In addition, in this embodiment, although each solar panel 111-1 to 111-3 shows the case where it has the same number of cells (m sheet in the example of FIG. 2), as another structural example, sunlight The number of cells may be different for each of the panels 111-1 to 111-3.
Moreover, in this embodiment, although the case where each solar panel 111-1 to 111-3 is provided with a bypass diode (each of the bypass diodes 151-1 to 151-3) is shown, as another structural example, arbitrary A bypass diode may be provided to connect both ends of two or more cells connected in series.

At the time of photovoltaic power generation (when the inspection of bypass diodes 151-1 to 151-3 is not performed), when the light 171 from the outside is irradiated onto the string 11-1, the solar panel constituting the string 11-1 Power generation is performed by the cells A1-1 to A1-m, A2-1 to A2-m, and A3-1 to A3-m of 111-1 to 111-3. And by the electric power generated by the photovoltaic power generation, the direction of the arrow P1 (cells A1-1 to A1-m, A2-1 to A2-m of the three solar panels 111-1 to 111-3 from the -terminal 131). , The current flows in the direction toward A + terminal 132 through A3-1 to A3-m).
At this time, all the switches 13-1 to 13-n, 14-1 to 14-n, and 76 shown in FIG. 1 are closed. At this time, a higher voltage (DC power generated by solar power generation) is applied to the inverter 71 on the positive terminal side than on the negative terminal side. This DC power is converted into AC power by the inverter 71 and supplied to the transformer 73 side (system on the terminal 77 side).
As described above, the current generated by the solar power generation and flowing (in this embodiment, a direct current) can change according to the state of the strings (strings 11-1 to 11-n in the example of FIG. 1).

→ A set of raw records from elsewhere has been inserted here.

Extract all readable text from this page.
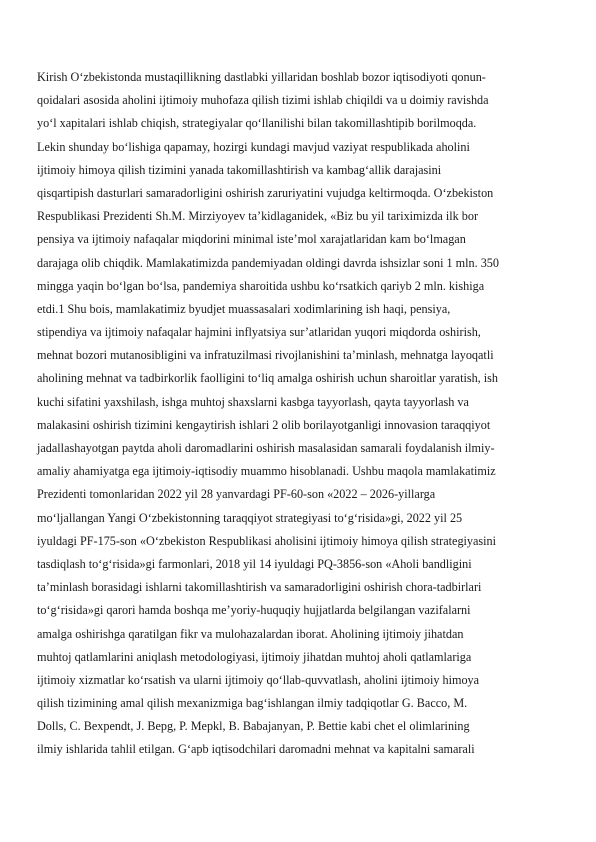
Kirish O‘zbekistonda mustaqillikning dastlabki yillaridan boshlab bozor iqtisodiyoti qonun-
qoidalari asosida aholini ijtimoiy muhofaza qilish tizimi ishlab chiqildi va u doimiy ravishda
yo‘l xapitalari ishlab chiqish, strategiyalar qo‘llanilishi bilan takomillashtipib borilmoqda.
Lekin shunday bo‘lishiga qapamay, hozirgi kundagi mavjud vaziyat respublikada aholini
ijtimoiy himoya qilish tizimini yanada takomillashtirish va kambag‘allik darajasini
qisqartipish dasturlari samaradorligini oshirish zaruriyatini vujudga keltirmoqda. O‘zbekiston
Respublikasi Prezidenti Sh.M. Mirziyoyev ta’kidlaganidek, «Biz bu yil tariximizda ilk bor
pensiya va ijtimoiy nafaqalar miqdorini minimal iste’mol xarajatlaridan kam bo‘lmagan
darajaga olib chiqdik. Mamlakatimizda pandemiyadan oldingi davrda ishsizlar soni 1 mln. 350
mingga yaqin bo‘lgan bo‘lsa, pandemiya sharoitida ushbu ko‘rsatkich qariyb 2 mln. kishiga
etdi.1 Shu bois, mamlakatimiz byudjet muassasalari xodimlarining ish haqi, pensiya,
stipendiya va ijtimoiy nafaqalar hajmini inflyatsiya sur’atlaridan yuqori miqdorda oshirish,
mehnat bozori mutanosibligini va infratuzilmasi rivojlanishini ta’minlash, mehnatga layoqatli
aholining mehnat va tadbirkorlik faolligini to‘liq amalga oshirish uchun sharoitlar yaratish, ish
kuchi sifatini yaxshilash, ishga muhtoj shaxslarni kasbga tayyorlash, qayta tayyorlash va
malakasini oshirish tizimini kengaytirish ishlari 2 olib borilayotganligi innovasion taraqqiyot
jadallashayotgan paytda aholi daromadlarini oshirish masalasidan samarali foydalanish ilmiy-
amaliy ahamiyatga ega ijtimoiy-iqtisodiy muammo hisoblanadi. Ushbu maqola mamlakatimiz
Prezidenti tomonlaridan 2022 yil 28 yanvardagi PF-60-son «2022 – 2026-yillarga
mo‘ljallangan Yangi O‘zbekistonning taraqqiyot strategiyasi to‘g‘risida»gi, 2022 yil 25
iyuldagi PF-175-son «O‘zbekiston Respublikasi aholisini ijtimoiy himoya qilish strategiyasini
tasdiqlash to‘g‘risida»gi farmonlari, 2018 yil 14 iyuldagi PQ-3856-son «Aholi bandligini
ta’minlash borasidagi ishlarni takomillashtirish va samaradorligini oshirish chora-tadbirlari
to‘g‘risida»gi qarori hamda boshqa me’yoriy-huquqiy hujjatlarda belgilangan vazifalarni
amalga oshirishga qaratilgan fikr va mulohazalardan iborat. Aholining ijtimoiy jihatdan
muhtoj qatlamlarini aniqlash metodologiyasi, ijtimoiy jihatdan muhtoj aholi qatlamlariga
ijtimoiy xizmatlar ko‘rsatish va ularni ijtimoiy qo‘llab-quvvatlash, aholini ijtimoiy himoya
qilish tizimining amal qilish mexanizmiga bag‘ishlangan ilmiy tadqiqotlar G. Bacco, M.
Dolls, C. Bexpendt, J. Bepg, P. Mepkl, B. Babajanyan, P. Bettie kabi chet el olimlarining
ilmiy ishlarida tahlil etilgan. G‘apb iqtisodchilari daromadni mehnat va kapitalni samarali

For example, when there is a malfunction among the strings 11-1 to 11-n, or when there is a shadow such as vegetation, the current decreases.

[String operation during bypass diode inspection]
FIG. 3 is a diagram for explaining the outline of the operation of the string 11-1 at the time of inspection of the bypass diodes 151-1 to 151-3 according to the embodiment of the present invention.
The configuration of the string 11-1 shown in FIG. 3 is the same as the configuration shown in FIG.
When the bypass diodes 151-1 to 151-3 are inspected, the switch unit 41 is switched to the 1-2 state.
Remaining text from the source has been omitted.